The lawyers for the Native American tribes and associations that participated in a challenge of rules controlling mercury emissions from power plants are entitled to legal fees and costs for participating in the litigation, a divided appeals court in Washington said today.
The U.S. Court of Appeals for the D.C. Circuit said in a 2-1 ruling that the tribes, which intervened in the litigation on behalf of more than a dozen states, are entitled to collect fees.
But the court declined to weigh in on an appropriate amount. Lawyers for the tribes, represented by Ann Arbor, Michigan’s Kanji & Katzen, are seeking more than $305,000 in fees and costs. Click here here for the fee petition.
The U.S. Environmental Protection Agency said the tribal intervenors are ineligible for fees, saying that the participation in the case did not influence the outcome of the litigation.

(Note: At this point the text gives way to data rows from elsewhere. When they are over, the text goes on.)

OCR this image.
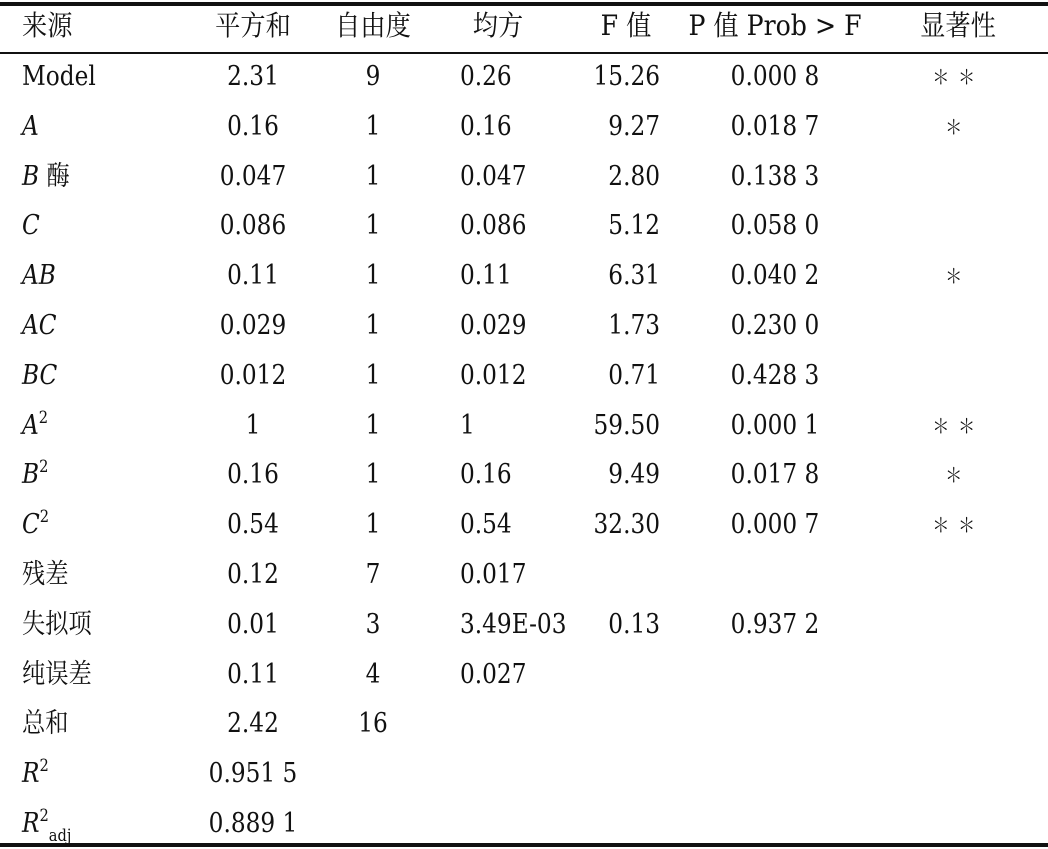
来源	平方和	自由度	均方	F 值	P 值 Prob > F	显著性
Model	2.31	9	0.26	15.26	0.000 8	＊＊
A	0.16	1	0.16	9.27	0.018 7	＊
B 酶	0.047	1	0.047	2.80	0.138 3
C	0.086	1	0.086	5.12	0.058 0
AB	0.11	1	0.11	6.31	0.040 2	＊
AC	0.029	1	0.029	1.73	0.230 0
BC	0.012	1	0.012	0.71	0.428 3
$A^2$	1	1	1	59.50	0.000 1	＊＊
$B^2$	0.16	1	0.16	9.49	0.017 8	＊
$C^2$	0.54	1	0.54	32.30	0.000 7	＊＊
残差	0.12	7	0.017
失拟项	0.01	3	3.49E-03	0.13	0.937 2
纯误差	0.11	4	0.027
总和	2.42	16
$R^2$	0.951 5
$R^2_{adj}$	0.889 1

Justice Department lawyers, including Matthew Oakes of the Environment and Natural Resources Division, argued in court papers that Congress did not intend to allow intervenors to receive legal fees as nearly automatic as it is for a prevailing plaintiff in certain types of cases.
Legal claims that the tribes raised about treaty rights remain unresolved, the Justice Department said. DOJ lawyers also argued that the tribes’ fee demand is exorbitant. The government said the appeals court should reduce any fee to about $65,000.
Lawyers for the tribal groups urged the D.C. Circuit to award legal fees “for this costly and time-consuming litigation that was unfortunately rendered necessary by the EPA’s intransigence and disregard of its own fundamental obligations.”
Writing for the majority, Judge David Tatel, joined by Judge Judith Rogers, said the tribal groups contributed to the implementation of the Clean Air Act and otherwise served the public interest.
“EPA‘s view, embraced by the dissent—that we should allow fee shifting only where an intervenor affected the outcome of a case as determined after the fact—would discourage interventions that play a useful role,” Tatel said in the court’s ruling.
Judge Janice Rogers Brown voted to block the fee petition. Brown said she was concerned about encouraging fee-seeking interventions. She described as “few and frail” the tools the courts have to prevent individuals and groups from jumping into a case to get legal fees.
“[I]f parties want to pile on just for the sake of piling on—to pursue some frolic of their own—why would it be inappropriate to require them to pay the costs of that indulgence?” Brown wrote.
Brown said that “since preserving the public fisc from unreasonable depredations also serves the public interest, I would not be so eager to find new ways to waste Other People’s Money.”
Tatel and Rogers sent the fee dispute to the court’s appellate mediation program to determine an amount the lawyers for the tribal groups should receive.